I just want to run an ffmpeg task thats longer than the Lambda timeout and orchestrate it with StepFunctions like I do with the rest of my SAM stuff. I guess now I need to make a little CDK app, and find out how to link them together. ¯(ツ)/¯
Yep, same as above. I kinda realized after deploying my app that serverless compute simply didn't afford me the granularity with regard to compute and memory that I needed. 10gb ram is way too much for my needs, but since compute and memory are linked, you have to pay for needlessly large memory overhead.
Given the fact that SAM already supports building and testing serverless apps in AL2 Docker containers, I was surprised to learn that SAM doesn't support the same with fargate. seems like a missing link
I'm building a data pipeline with a number of processing steps. Some of these are best suited for Lambdas, while others are better suited for Fargate tasks.
I was hoping to tie all of this together with SAM.
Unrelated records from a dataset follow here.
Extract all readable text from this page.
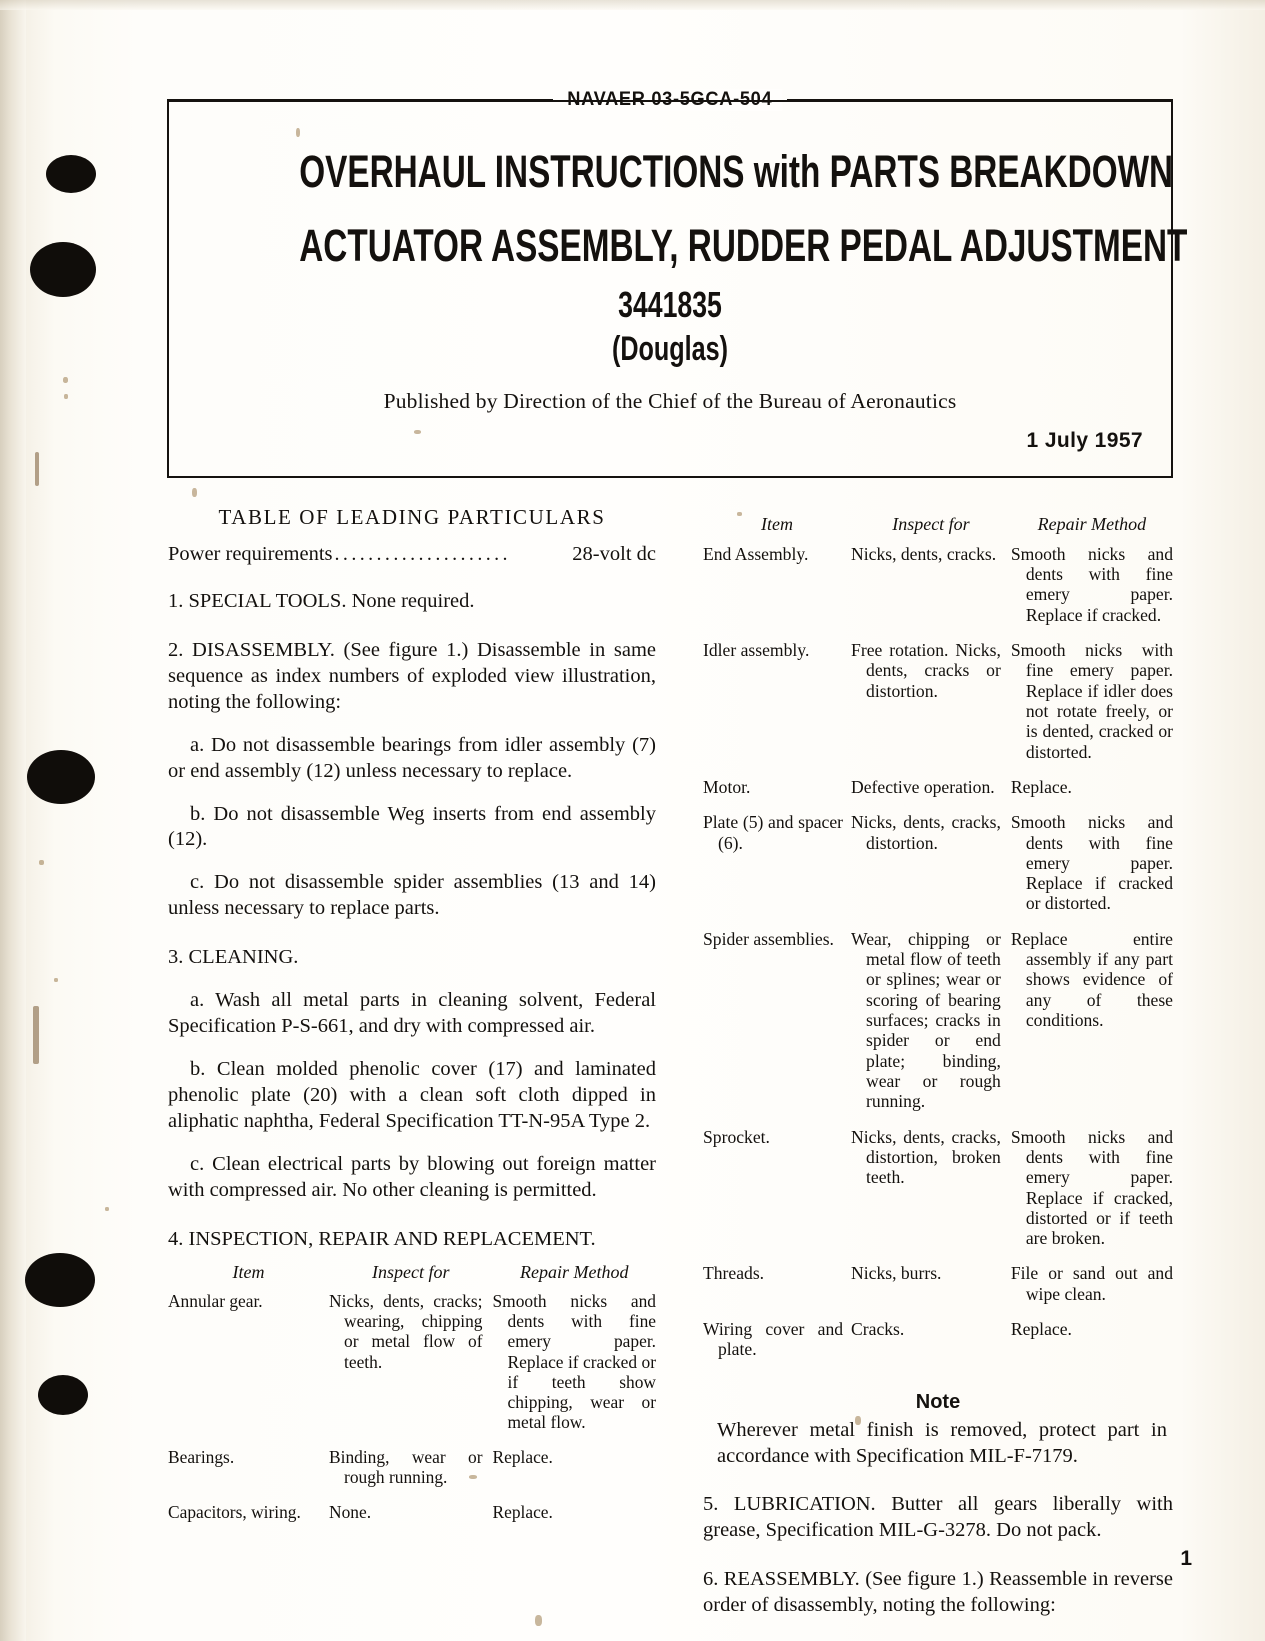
NAVAER 03-5GCA-504
OVERHAUL INSTRUCTIONS with PARTS BREAKDOWN
ACTUATOR ASSEMBLY, RUDDER PEDAL ADJUSTMENT
3441835
(Douglas)
Published by Direction of the Chief of the Bureau of Aeronautics
1 July 1957
TABLE OF LEADING PARTICULARS
Power requirements .....................	28-volt dc
1. SPECIAL TOOLS. None required.
2. DISASSEMBLY. (See figure 1.) Disassemble in same sequence as index numbers of exploded view illustration, noting the following:
a. Do not disassemble bearings from idler assembly (7) or end assembly (12) unless necessary to replace.
b. Do not disassemble Weg inserts from end assembly (12).
c. Do not disassemble spider assemblies (13 and 14) unless necessary to replace parts.
3. CLEANING.
a. Wash all metal parts in cleaning solvent, Federal Specification P-S-661, and dry with compressed air.
b. Clean molded phenolic cover (17) and laminated phenolic plate (20) with a clean soft cloth dipped in aliphatic naphtha, Federal Specification TT-N-95A Type 2.
c. Clean electrical parts by blowing out foreign matter with compressed air. No other cleaning is permitted.
4. INSPECTION, REPAIR AND REPLACEMENT.
Item	Inspect for	Repair Method
Annular gear.	Nicks, dents, cracks; wearing, chipping or metal flow of teeth.	Smooth nicks and dents with fine emery paper. Replace if cracked or if teeth show chipping, wear or metal flow.

Bearings.	Binding, wear or rough running.	Replace.

Capacitors, wiring.	None.	Replace.
Item	Inspect for	Repair Method
End Assembly.	Nicks, dents, cracks.	Smooth nicks and dents with fine emery paper. Replace if cracked.

Idler assembly.	Free rotation. Nicks, dents, cracks or distortion.	Smooth nicks with fine emery paper. Replace if idler does not rotate freely, or is dented, cracked or distorted.

Motor.	Defective operation.	Replace.

Plate (5) and spacer (6).	Nicks, dents, cracks, distortion.	Smooth nicks and dents with fine emery paper. Replace if cracked or distorted.

Spider assemblies.	Wear, chipping or metal flow of teeth or splines; wear or scoring of bearing surfaces; cracks in spider or end plate; binding, wear or rough running.	Replace entire assembly if any part shows evidence of any of these conditions.

Sprocket.	Nicks, dents, cracks, distortion, broken teeth.	Smooth nicks and dents with fine emery paper. Replace if cracked, distorted or if teeth are broken.

Threads.	Nicks, burrs.	File or sand out and wipe clean.

Wiring cover and plate.	Cracks.	Replace.
Note
Wherever metal finish is removed, protect part in accordance with Specification MIL-F-7179.
5. LUBRICATION. Butter all gears liberally with grease, Specification MIL-G-3278. Do not pack.
6. REASSEMBLY. (See figure 1.) Reassemble in reverse order of disassembly, noting the following:
1
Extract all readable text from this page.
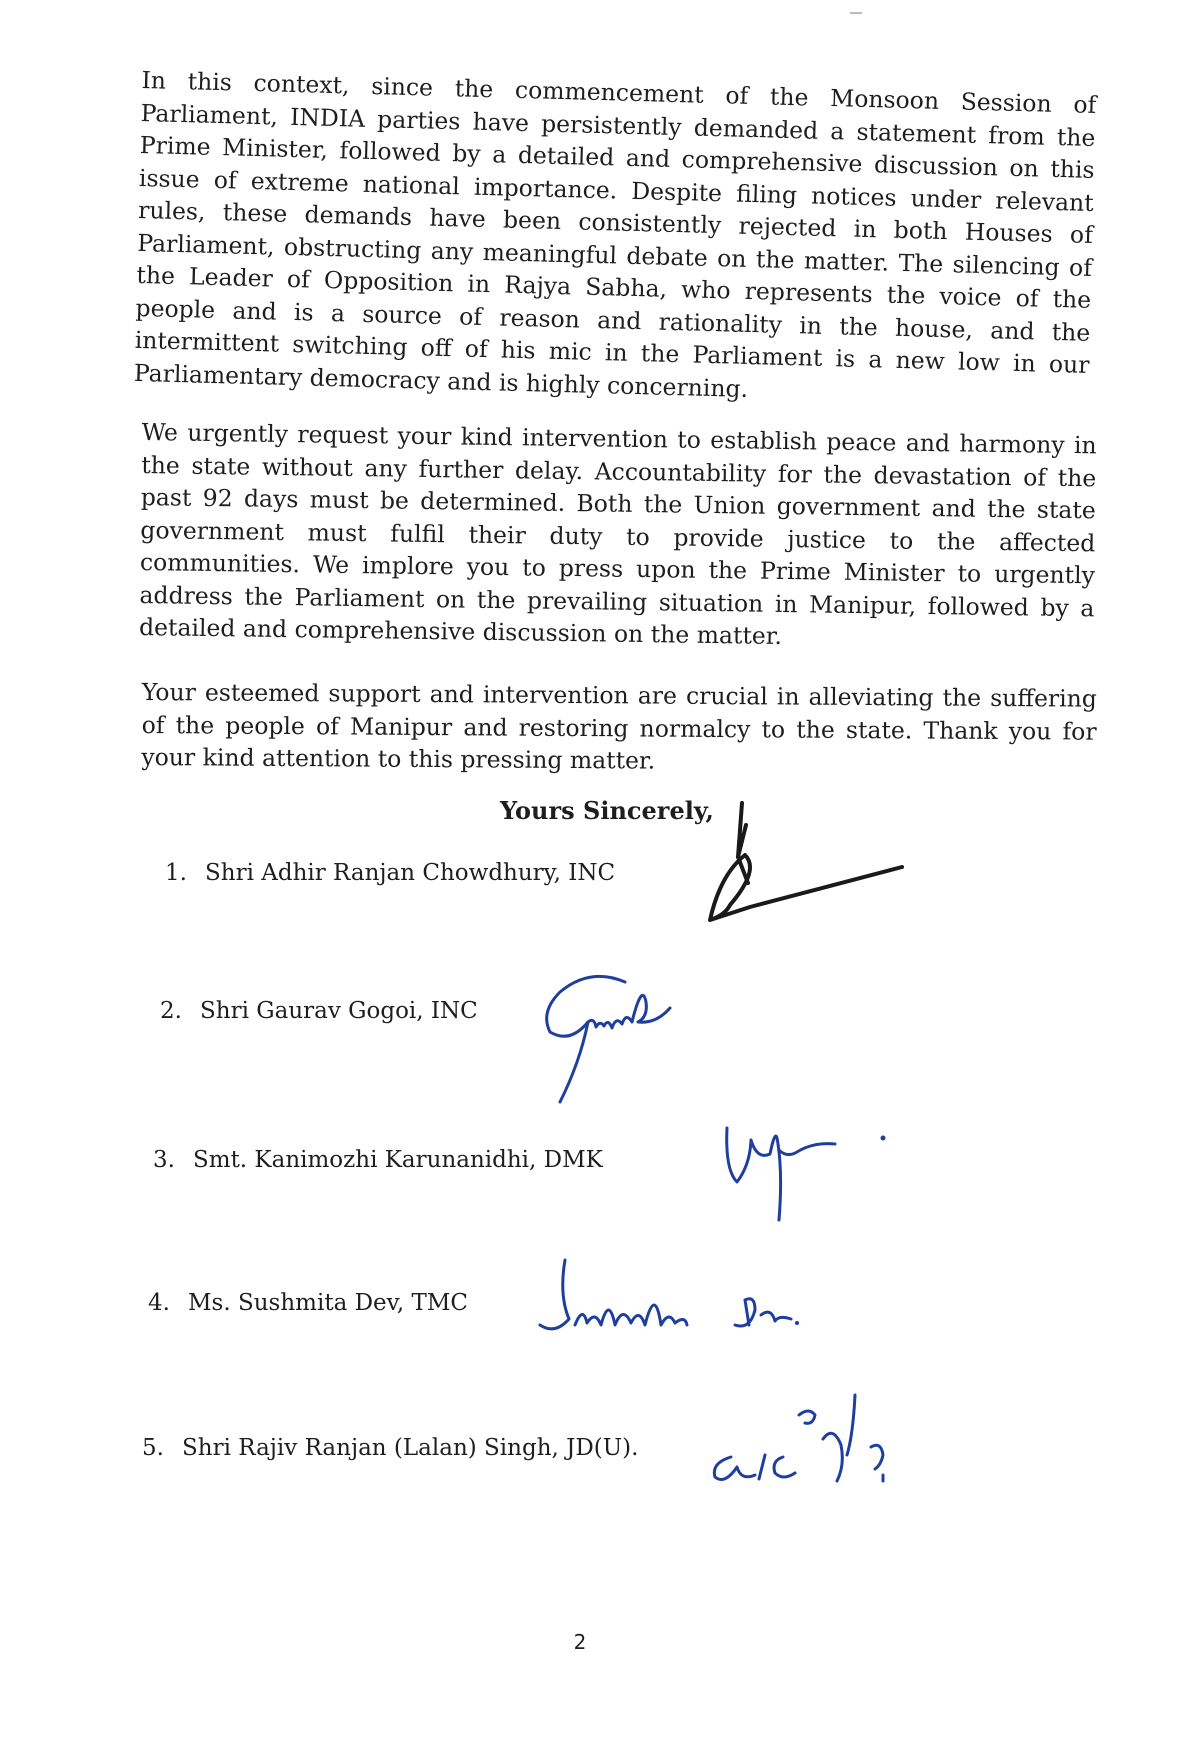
In this context, since the commencement of the Monsoon Session of Parliament, INDIA parties have persistently demanded a statement from the Prime Minister, followed by a detailed and comprehensive discussion on this issue of extreme national importance. Despite filing notices under relevant rules, these demands have been consistently rejected in both Houses of Parliament, obstructing any meaningful debate on the matter. The silencing of the Leader of Opposition in Rajya Sabha, who represents the voice of the people and is a source of reason and rationality in the house, and the intermittent switching off of his mic in the Parliament is a new low in our Parliamentary democracy and is highly concerning.

We urgently request your kind intervention to establish peace and harmony in the state without any further delay. Accountability for the devastation of the past 92 days must be determined. Both the Union government and the state government must fulfil their duty to provide justice to the affected communities. We implore you to press upon the Prime Minister to urgently address the Parliament on the prevailing situation in Manipur, followed by a detailed and comprehensive discussion on the matter.

Your esteemed support and intervention are crucial in alleviating the suffering of the people of Manipur and restoring normalcy to the state. Thank you for your kind attention to this pressing matter.

Yours Sincerely,
1. Shri Adhir Ranjan Chowdhury, INC
2. Shri Gaurav Gogoi, INC
3. Smt. Kanimozhi Karunanidhi, DMK
4. Ms. Sushmita Dev, TMC
5. Shri Rajiv Ranjan (Lalan) Singh, JD(U).
2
It would be really nice to be able to quickly define Fargate tasks alongside state machines, something like AWS::Serverless::Task.
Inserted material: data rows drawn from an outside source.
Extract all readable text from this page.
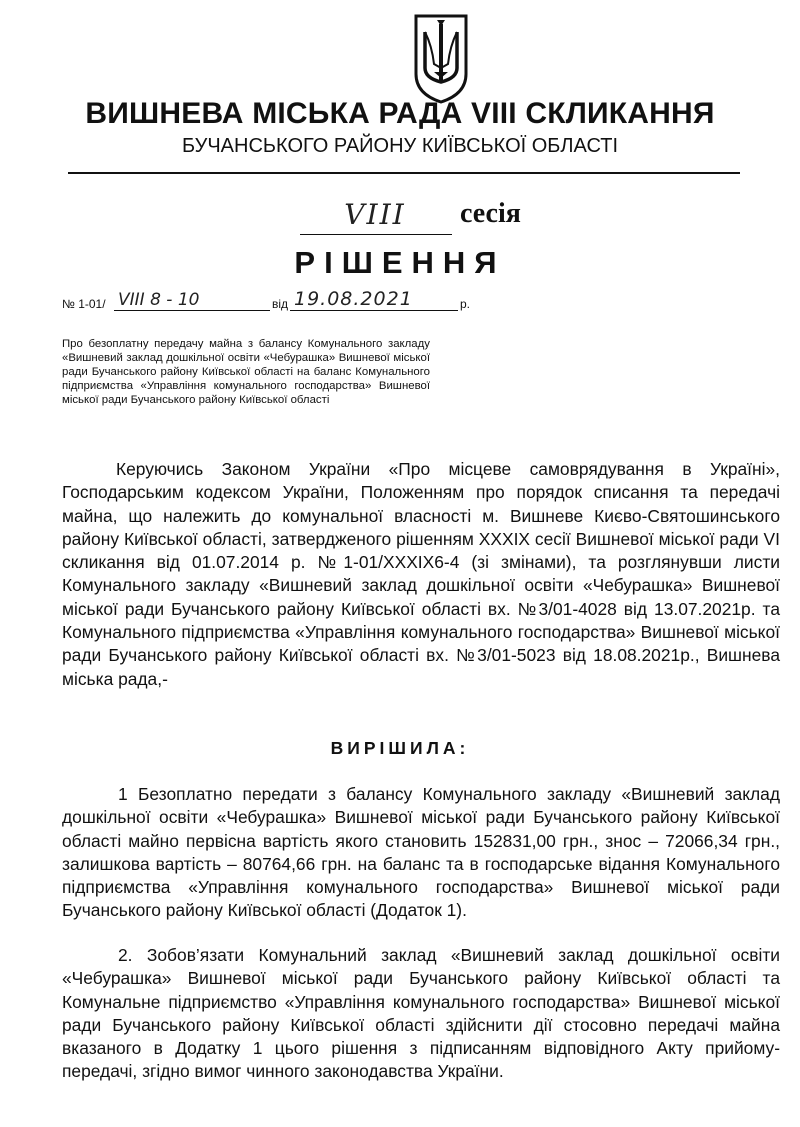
ВИШНЕВА МІСЬКА РАДА VIII СКЛИКАННЯ
БУЧАНСЬКОГО РАЙОНУ КИЇВСЬКОЇ ОБЛАСТІ
VIII сесія
РІШЕННЯ
№ 1-01/ VIII 8 - 10	від 19.08.2021	р.
Про безоплатну передачу майна з балансу Комунального закладу «Вишневий заклад дошкільної освіти «Чебурашка» Вишневої міської ради Бучанського району Київської області на баланс Комунального підприємства «Управління комунального господарства» Вишневої міської ради Бучанського району Київської області
Керуючись Законом України «Про місцеве самоврядування в Україні», Господарським кодексом України, Положенням про порядок списання та передачі майна, що належить до комунальної власності м. Вишневе Києво-Святошинського району Київської області, затвердженого рішенням XXXIX сесії Вишневої міської ради VI скликання від 01.07.2014 р. №1-01/XXXIX6-4 (зі змінами), та розглянувши листи Комунального закладу «Вишневий заклад дошкільної освіти «Чебурашка» Вишневої міської ради Бучанського району Київської області вх. №3/01-4028 від 13.07.2021р. та Комунального підприємства «Управління комунального господарства» Вишневої міської ради Бучанського району Київської області вх. №3/01-5023 від 18.08.2021р., Вишнева міська рада,-
ВИРІШИЛА:
1 Безоплатно передати з балансу Комунального закладу «Вишневий заклад дошкільної освіти «Чебурашка» Вишневої міської ради Бучанського району Київської області майно первісна вартість якого становить 152831,00 грн., знос – 72066,34 грн., залишкова вартість – 80764,66 грн. на баланс та в господарське відання Комунального підприємства «Управління комунального господарства» Вишневої міської ради Бучанського району Київської області (Додаток 1).
2. Зобов’язати Комунальний заклад «Вишневий заклад дошкільної освіти «Чебурашка» Вишневої міської ради Бучанського району Київської області та Комунальне підприємство «Управління комунального господарства» Вишневої міської ради Бучанського району Київської області здійснити дії стосовно передачі майна вказаного в Додатку 1 цього рішення з підписанням відповідного Акту прийому-передачі, згідно вимог чинного законодавства України.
AWSTemplateFormatVersion: '2010-09-09'
Transform: AWS::Serverless-2016-10-31
Description: Serverless data pipeline, using Fargate tasks and Lambdas.
Resources:
DataProcessingPipeline:
Type: AWS::Serverless::StateMachine
Properties:
Definition:
StartAt: Preprocessing
States:
# Initial step is a docker-based lambda.
Preprocessing:
Type: Task
Resource: !GetAtt Preprocessing.Arn
Next: Processing
# Second step is a long-running Fargate task.
Processing:
Type: Task
Resource: arn:aws:states:::ecs:runTask
Parameters:
TaskDefinition: !GetAtt Processing.Arn
Next: CollectDiagnostics
# A simple inlined lambda.
CollectDiagnostics:
Type: Task
Resource: !GetAtt CollectDiagnostics.Arn
Next: PostProcessing
# Finally, another lambda.
PostProcessing:
Type: Task
Resource: !GetAtt CollectDiagnostics.Arn
End: true
# Preprocessing lambda
Preprocessing:
Type: AWS::Serverless::Function
Metadata:
Dockerfile: docker/preprocessingLambda.Dockerfile
DockerContext: .
Properties:
PackageType: Image
# Processing Fargate task
Processing:
Type: AWS::Serverless::Task
Properties:
ContainerDefinitions:
- Name: default
Image: # Local docker image
Dockerfile: docker/processingTask.Dockerfile
DockerContext: .
HealthCheck: # Takes a while to start up!
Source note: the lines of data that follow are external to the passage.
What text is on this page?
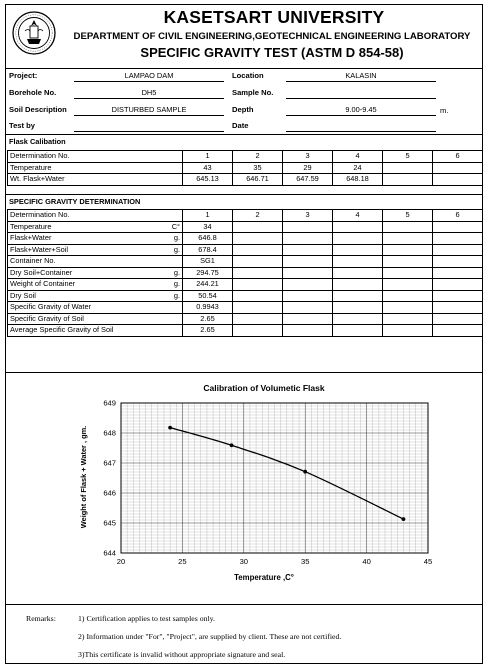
KASETSART UNIVERSITY
DEPARTMENT OF CIVIL ENGINEERING,GEOTECHNICAL ENGINEERING LABORATORY
SPECIFIC GRAVITY TEST (ASTM D 854-58)
Project:	LAMPAO DAM	Location	KALASIN
Borehole No.	DH5	Sample No.
Soil Description	DISTURBED SAMPLE	Depth	9.00-9.45	m.
Test by	Date
Flask Calibation
Determination No.	1	2	3	4	5	6
Temperature	43	35	29	24		
Wt. Flask+Water	645.13	646.71	647.59	648.18		
SPECIFIC GRAVITY DETERMINATION
Determination No.	1	2	3	4	5	6
Temperature C°	34					
Flask+Water g.	646.8					
Flask+Water+Soil g.	678.4					
Container No.	SG1					
Dry Soil+Container g.	294.75					
Weight of Container g.	244.21					
Dry Soil g.	50.54					
Specific Gravity of Water	0.9943					
Specific Gravity of Soil	2.65					
Average Specific Gravity of Soil	2.65					
Calibration of Volumetic Flask
20	25	30	35	40	45
644
645
646
647
648
649
Temperature ,C°
Weight of Flask + Water , gm.
Remarks:	1) Certification applies to test samples only.
2) Information under "For", "Project", are supplied by client. These are not certified.
3)This certificate is invalid without appropriate signature and seal.
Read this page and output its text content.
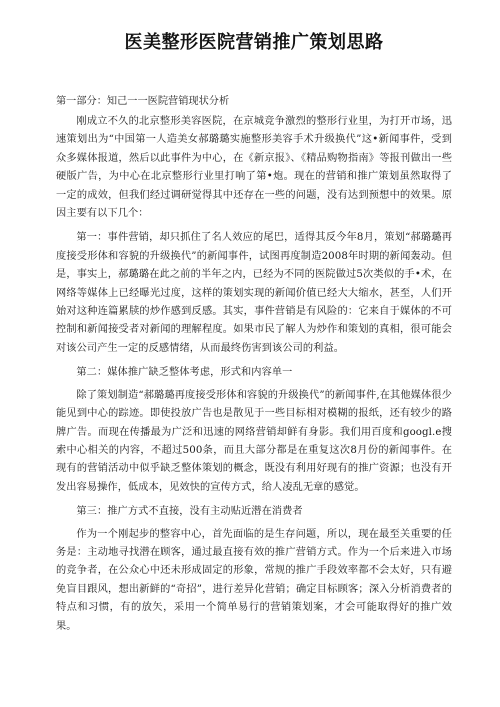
医美整形医院营销推广策划思路
第一部分：知己一一医院营销现状分析

刚成立不久的北京整形美容医院，在京城竞争激烈的整形行业里，为打开市场，迅速策划出为“中国第一人造美女郝璐璐实施整形美容手术升级换代”这•新闻事件，受到众多媒体报道，然后以此事件为中心，在《新京报》、《精品购物指南》等报刊做出一些硬版广告，为中心在北京整形行业里打响了第•炮。现在的营销和推广策划虽然取得了一定的成效，但我们经过调研觉得其中还存在一些的问题，没有达到预想中的效果。原因主要有以下几个：

第一：事件营销，却只抓住了名人效应的尾巴，适得其反今年8月，策划“郝璐璐再度接受形体和容貌的升级换代”的新闻事件，试图再度制造2008年时期的新闻轰动。但是，事实上，郝璐璐在此之前的半年之内，已经为不同的医院做过5次类似的手•术，在网络等媒体上已经曝光过度，这样的策划实现的新闻价值已经大大缩水，甚至，人们开始对这种连篇累牍的炒作感到反感。其实，事件营销是有风险的：它来自于媒体的不可控制和新闻接受者对新闻的理解程度。如果市民了解人为炒作和策划的真相，很可能会对该公司产生一定的反感情绪，从而最终伤害到该公司的利益。

第二：媒体推广缺乏整体考虑，形式和内容单一

除了策划制造“郝璐璐再度接受形体和容貌的升级换代”的新闻事件,在其他媒体很少能见到中心的踪迹。即使投放广告也是散见于一些目标相对模糊的报纸，还有较少的路牌广告。而现在传播最为广泛和迅速的网络营销却鲜有身影。我们用百度和googl.e搜索中心相关的内容，不超过500条，而且大部分都是在重复这次8月份的新闻事件。在现有的营销活动中似乎缺乏整体策划的概念，既没有利用好现有的推广资源；也没有开发出容易操作，低成本，见效快的宣传方式，给人凌乱无章的感觉。

第三：推广方式不直接，没有主动贴近潜在消费者

作为一个刚起步的整容中心，首先面临的是生存问题，所以，现在最至关重要的任务是：主动地寻找潜在顾客，通过最直接有效的推广营销方式。作为一个后来进入市场的竞争者，在公众心中还未形成固定的形象，常规的推广手段效率都不会太好，只有避免盲目跟风，想出新鲜的“奇招”，进行差异化营销；确定目标顾客；深入分析消费者的特点和习惯，有的放矢，采用一个简单易行的营销策划案，才会可能取得好的推广效果。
Command: ["CMD-SHELL", "curl http://localhost:8000/health"]
Interval: 300
Timeout: 60
Retries: 10
StartPeriod: 300
- Name: somethingElse
Image: # Some other image, built and pushed elsewhere
Uri: 123456789000.dkr.ecr.eu-central-1.amazonaws.com/my-cool-image:latest
CPU: 4096
Memory: 16384
EphemeralStorage:
SizeInGib: 80
# Diagnostics lambda
CollectDiagnostics:
Type: AWS::Serverless::Function
Properties:
Handler: index.handler
Runtime: python3.9
InlineCode: |
def handler(event, context):
print("Wow, diagnostics!")
# Post-processing lambda
PostProcessing:
Type: AWS::Serverless::Function
Metadata:
Dockerfile: docker/postProcessingLambda.Dockerfile
DockerContext: .
Properties:
PackageType: Image
Or maybe, rather than ECS, then doing it via Batch?
Anyway, for now, I handle this by building ECR images for the tasks separately, and then providing them as parameters.
SAM is fairly mature compared to 2018, maybe it's time to tackle this? Lambda isn't the be-all-end-all of serverless and Fargate brings a lot of much needed flexibility with very low operational overhead.